Combine and set aside the green onions, mushrooms, and the dried chiles. Set aside the cooking oil. In a small bowl, combine the wok sauce ingredients and set aside. (All advance preparation may be completed up to 8 hours before you begin the final cooking steps.) Place a wok over the highest heat. When the wok is very hot, add half the cooking oil. Roll the oil around to coat the inside, and when the oil gives off just a wisp of smoke, add the chicken. Stir and toss the chicken until it loses its raw exterior color, about 1 minute. Immediately transfer the chicken to a plate. Immediately return the wok to the highest heat. Add the remaining cooking oil and, when the oil is hot, add the vegetables and chiles. Stir and toss the vegetables, until the green onions brighten, about 2 minutes. Stir the wok sauce, and pour into the wok. Return the chicken to the wok, add the nuts, and stir and toss until all the ingredients are glazed with sauce. Taste and adjust the seasoning. Immediately transfer the stir-fry to a heated platter or 4 heated dinner plates and serve. This recipe yields 4 servings.
Comments: The next time a stir-fry sauce lists chicken stock, rice wine, or coconut milk as its main ingredient, try substituting fresh citrus juice. In particular, the juice from tangerines and blood oranges, as well as the always-available fresh juice from navel and Valencia oranges, makes an ideal foundation for Asian-style stir-fry sauces. The subtle citrus flavor marries well with simple combinations of rice wine and hoisin sauce, minced gingerroot, and dark sesame oil and, in this recipe, with more complex blends of Asian seasonings.

mongolian barbecues

Mongolian Rack of Lamb
4-6 servings

4 (16 ounces) racks of lamb
2 cloves garlic, minced
1 tablespoon chopped ginger
2 green onion stems, chopped
1 pinch black pepper
1 pinch salt
1-tablespoon brown sugar
4 tablespoons preserved bean curd, mashed
4 fluid ounces cooking sherry
1-fluid ounce seasoned oil
1 teaspoon prepared horseradish

Mix all ingredients above as marinade.

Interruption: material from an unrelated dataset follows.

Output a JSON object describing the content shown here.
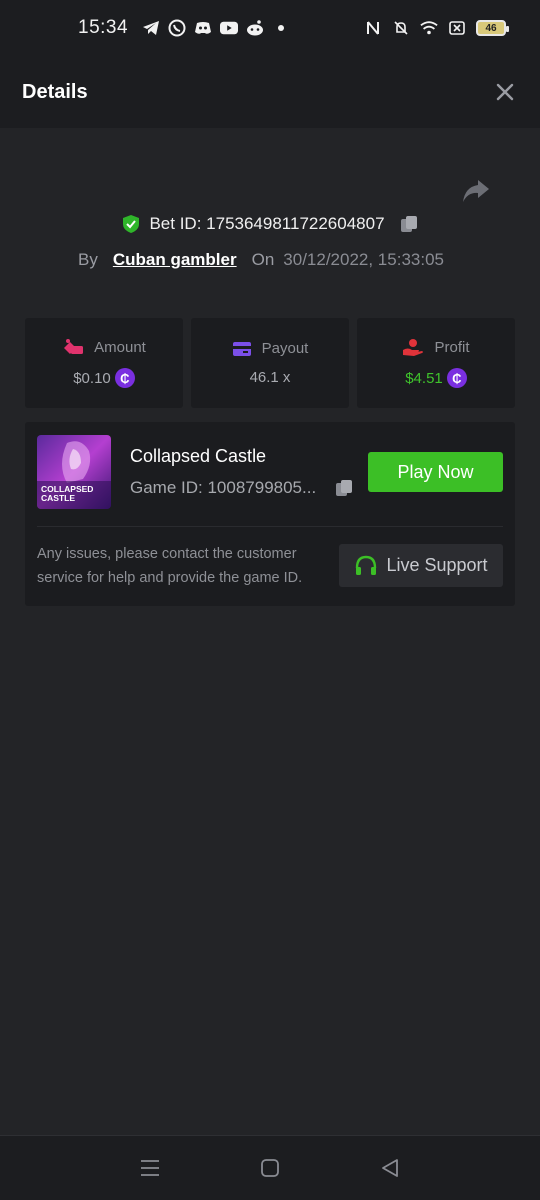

Trim fat off lamb rack, slit between bones on the bone side, and take off as much fat and silver skin as possible. Rub marinade onto the racks and soak overnight. Sear racks in hot skillet with meat side down, and then turn rack over to broil 6 to 8 minutes at high heat with meat side up. Turn racks over and broil for 2 to 3 more minutes. Mix the leftover marinade with corn syrup or honey and apply as glaze. Blast in high heat for 1 to 2 minutes.